Volcanic Mercury

 

The Alvin Rupes scarp on Mercury. Credit: NASA/Johns Hopkins University Applied Physics Laboratory/Carnegie Institution of Washington

The Alvin Rupes scarp on Mercury. Credit: NASA/Johns Hopkins University Applied Physics Laboratory/Carnegie Institution of Washington


Apr 18, 2014

Was the innermost planet once wracked by explosive vulcanism?

The MESSENGER spacecraft has been a satellite of Mercury for a little more than three years. Its arrival on March 18, 2011 marked one of the longest voyages to cover the shortest distance of any mission. MESSENGER flew by Venus twice, once past Earth, and then three times past Mercury before settling-in to its first orbit.

According to a recent press release, planetary scientists believe that Mercury experienced violent, explosive volcanic eruptions that lasted for billions of years. They base their findings on what they refer to as “pyroclastic ash” inside unusual looking structures on Mercury’s surface. The so-called “volcanic vents” are thought to be the remains of sites where volatile gases, mixed with magma from deep below the planet’s crust, caused vulcanism to create the surface formations that are visible today.

The Alvin Rupes scarp (in the image at the top of the page), is just one of the large uplift regions that are reported examples of those formations. MESSENGER mission scientists use the Terror Rupes scarp as their primary example, however. Other cases in point are areas where pyroclastic ash has been identified in the bottoms of what, on Earth, would be called volcanic caldera.

On Earth, volcanoes can sometimes explode because of gases like carbon dioxide and volatiles like water vapor are dissolved in the magma. As theories suggest,  pressure on the magma decreases when it rises to the surface, so those compounds can cause Earth’s crust to “burst like an overinflated balloon”. Difficulties with Earth-based volcanic theories notwithstanding, such compounds are only inferred on Mercury, since no direct observation of its surface materials has been conducted. The pyroclastic materials are said to be similar to those found on Earth’s Moon, and because Earth’s Moon is also thought to have undergone a phase in its history when it was in a molten state, with resulting widespread volcanoes, the conclusion is that what is seen on Mercury must also be due to the same process.

Again, problems with lunar selenology are not the topic of this paper. The fact that the Moon and Mercury have most likely been affected by almost identical forces in their histories is not denied by Electric Universe advocates. What is denied is the way those histories evolved. The Moon is 3475 kilometers in diameter, while Mercury is 4880 kilometers, but it appears that they both experienced catastrophes at some time in the past. It is those catastrophic events that created the anomalous formations on both bodies.

The pyroclastic vents on Mercury show that electrical activity is responsible for their existence and not volcanoes. There are domed craters associated with several of them. The burned and blasted appearance is because electric arcs carved them out, leaving asymmetrical depressions, often with fulgurites embedded in their sidewalls. Fulgurites are the fused, sometimes brachiated, “fossils” of lightning bolts impacting a surface, leaving behind a hardened representation of the discharge channel.

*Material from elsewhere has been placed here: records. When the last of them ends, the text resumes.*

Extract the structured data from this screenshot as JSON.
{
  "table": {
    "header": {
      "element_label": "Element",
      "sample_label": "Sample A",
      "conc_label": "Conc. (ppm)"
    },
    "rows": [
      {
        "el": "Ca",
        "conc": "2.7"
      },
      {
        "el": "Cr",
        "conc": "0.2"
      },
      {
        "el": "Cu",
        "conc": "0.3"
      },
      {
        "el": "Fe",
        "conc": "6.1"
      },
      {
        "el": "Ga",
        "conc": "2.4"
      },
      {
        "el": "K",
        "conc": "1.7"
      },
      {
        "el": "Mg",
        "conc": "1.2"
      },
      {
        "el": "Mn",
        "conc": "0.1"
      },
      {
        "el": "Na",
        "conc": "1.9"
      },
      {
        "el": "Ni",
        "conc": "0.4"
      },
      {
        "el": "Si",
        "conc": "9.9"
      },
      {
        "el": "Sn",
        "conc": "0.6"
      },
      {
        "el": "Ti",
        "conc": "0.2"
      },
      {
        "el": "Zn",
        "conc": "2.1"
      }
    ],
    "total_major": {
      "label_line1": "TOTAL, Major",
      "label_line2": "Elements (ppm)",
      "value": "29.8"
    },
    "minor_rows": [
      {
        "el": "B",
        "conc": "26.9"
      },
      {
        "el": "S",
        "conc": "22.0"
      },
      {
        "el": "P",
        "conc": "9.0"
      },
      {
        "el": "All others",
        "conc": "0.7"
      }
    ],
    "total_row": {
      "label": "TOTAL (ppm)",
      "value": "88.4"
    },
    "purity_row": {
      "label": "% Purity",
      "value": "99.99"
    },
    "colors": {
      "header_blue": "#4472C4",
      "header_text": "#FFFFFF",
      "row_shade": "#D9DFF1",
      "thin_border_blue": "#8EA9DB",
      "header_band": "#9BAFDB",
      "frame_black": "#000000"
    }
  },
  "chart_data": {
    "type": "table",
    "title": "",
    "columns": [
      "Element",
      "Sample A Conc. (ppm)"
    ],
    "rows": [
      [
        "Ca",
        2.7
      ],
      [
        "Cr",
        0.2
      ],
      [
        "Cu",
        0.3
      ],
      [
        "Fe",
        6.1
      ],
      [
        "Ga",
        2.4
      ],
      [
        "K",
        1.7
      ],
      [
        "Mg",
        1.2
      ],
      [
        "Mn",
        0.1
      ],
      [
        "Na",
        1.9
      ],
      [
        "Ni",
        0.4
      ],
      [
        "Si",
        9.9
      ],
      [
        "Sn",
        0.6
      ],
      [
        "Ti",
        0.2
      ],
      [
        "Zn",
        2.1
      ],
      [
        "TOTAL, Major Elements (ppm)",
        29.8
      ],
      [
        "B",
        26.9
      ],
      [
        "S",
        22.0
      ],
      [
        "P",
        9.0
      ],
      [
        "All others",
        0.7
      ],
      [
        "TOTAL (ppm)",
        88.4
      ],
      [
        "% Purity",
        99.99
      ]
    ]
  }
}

As rocky bodies, like Mercury or the Moon, are ejected from larger, highly charged objects, they are bombarded with what can only be described as gigantic lightning bolts. The electric charges between the newly emergent planet or moon and its parent are not in equilibrium, so arcing takes place as they rapidly move away from each other. That is why so many celestial objects in the Solar System are seriously damaged. Craters, canyons, melted plains, scattered fields of scorched debris, and ionically deposited piles of finely divided dust tell the story of violent birth spasms, while providing evidence for a familial relationship.

Since an electric arc is composed of rotating filaments, if electricity were involved in Mercury’s evolution, it would have manifested in many ways. One of those ways would be to act like a plasma “drill bit,” cutting steep crater sidewalls, while sometimes leaving a “pinched up” mound in the center. Multiple filaments would cut one crater within another, often with one or more craters on the rims. Those conditions are visible in almost every image that the MESSENGER cameras have returned.